By Catholic Online (NEWS CONSORTIUM)
June 26th, 2013
Catholic Online (www.catholic.org)

Qatar's newly crowned 33-year-old emir, Sheikh Tamim is bringing his youthful enthusiasm in order to maintain his country's standing as the Arab world's new heavyweight. Sheikh Hamad bin Khalifa al-Thani handed power to son Sheikh Tamim bin Hamad al-Thani after his 18 years in power. It's hoped that the vibrant new leader will inject "innovative ideas" into the small, gas-rich Gulf state.

LOS ANGELES, CA (Catholic Online) - Sheikh Hamad said in a televised speech that the "time has come to open a new page in the journey of our nation that would have a new generation carry the responsibilities."

It's believed that Sheikh Tamim is unlikely to "open a new page" than to assume a role he has long been groomed for. His chief task will be in protecting the role Qatar has carved out for itself both in the region and on the world stage.

Schooled in the United Kingdom, the prince attended prestigious British private school Sherborne before graduating from the Royal Military Academy at Sandhurst in 1998.

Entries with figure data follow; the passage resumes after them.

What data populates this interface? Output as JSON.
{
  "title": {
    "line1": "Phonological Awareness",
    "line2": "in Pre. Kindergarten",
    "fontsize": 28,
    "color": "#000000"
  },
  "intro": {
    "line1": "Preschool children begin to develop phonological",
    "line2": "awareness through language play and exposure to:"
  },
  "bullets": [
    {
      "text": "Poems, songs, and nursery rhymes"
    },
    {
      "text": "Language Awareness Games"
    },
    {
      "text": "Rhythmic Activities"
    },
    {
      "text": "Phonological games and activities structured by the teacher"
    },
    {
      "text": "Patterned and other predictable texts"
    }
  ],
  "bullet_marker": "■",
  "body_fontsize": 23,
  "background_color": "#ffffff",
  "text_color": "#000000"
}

He also is no stranger to high-level responsibilities in his native country, having already held top security and economic positions. Sheikh Tamim has acted as deputy commander of the armed forces as well as deputy emir over the past three years. He is also chairman of the board of Qatar Investment Authority, or QIA, the Arab state's sovereign wealth fund.

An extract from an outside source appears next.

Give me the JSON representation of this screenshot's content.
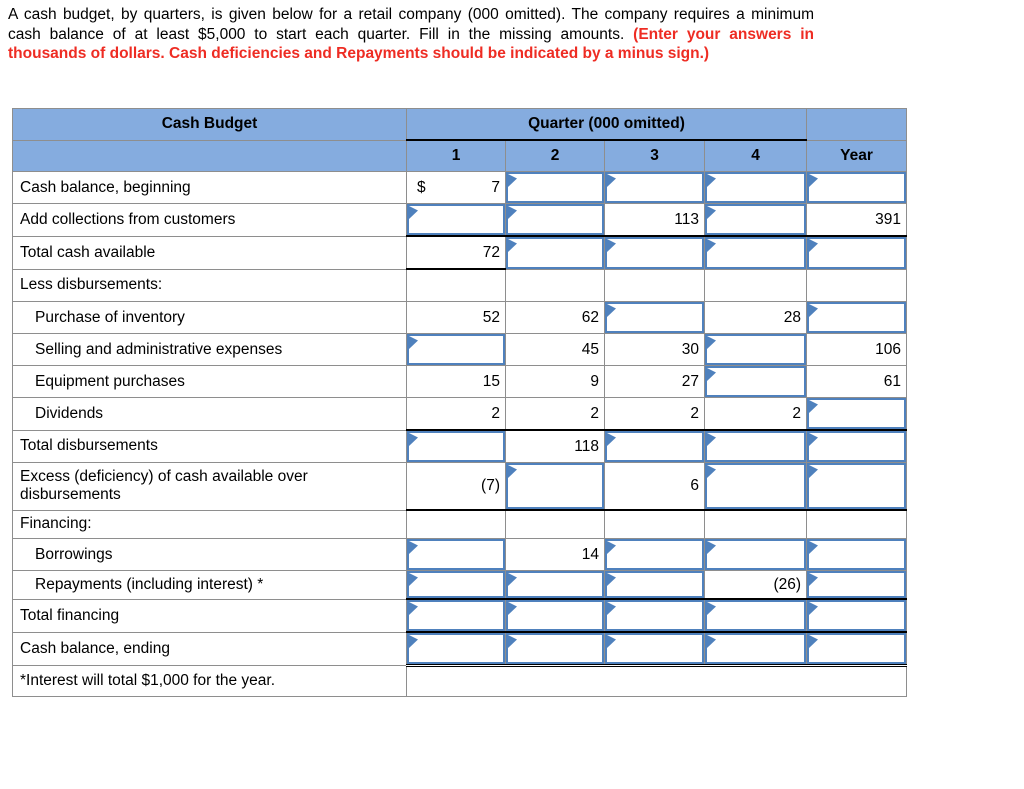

The presence of the QIA is heavily felt throughout Europe. The authority has billion-dollar investments in several of Britain's most prominent landmarks and businesses: Barclays Bank, supermarket chain Sainsbury's, department story Harrod's and London skyscraper the Shard (the EU's tallest building). Qatar has also bought several luxury hotels in Paris, and is in the process of acquiring famous Parisian department store Printemps.

The prince is also renowned for his efforts to use sports as a way to boost the international reputation of the desert nation. A tennis and football enthusiast, the prince is head of the National Olympic Committee, oversaw Qatar's successful bid to host the 2022 FIFA World Cup and was the key player in the purchase of French football club Paris Saint-Germain.

He prince also supervised the restoration of Souq Waqef, a working class market in Doha, which has become a much-visited tourist attraction in the Qatari capital, Doha.

Most importantly, he is known to have warm ties to diplomatic leaders in the West, notably in France (he is also fluent in French) and the U.S. The prince has also improved relations with Saudi Arabia, Qatar's main rival for leadership of the Arab world and former adversary in a longstanding border dispute.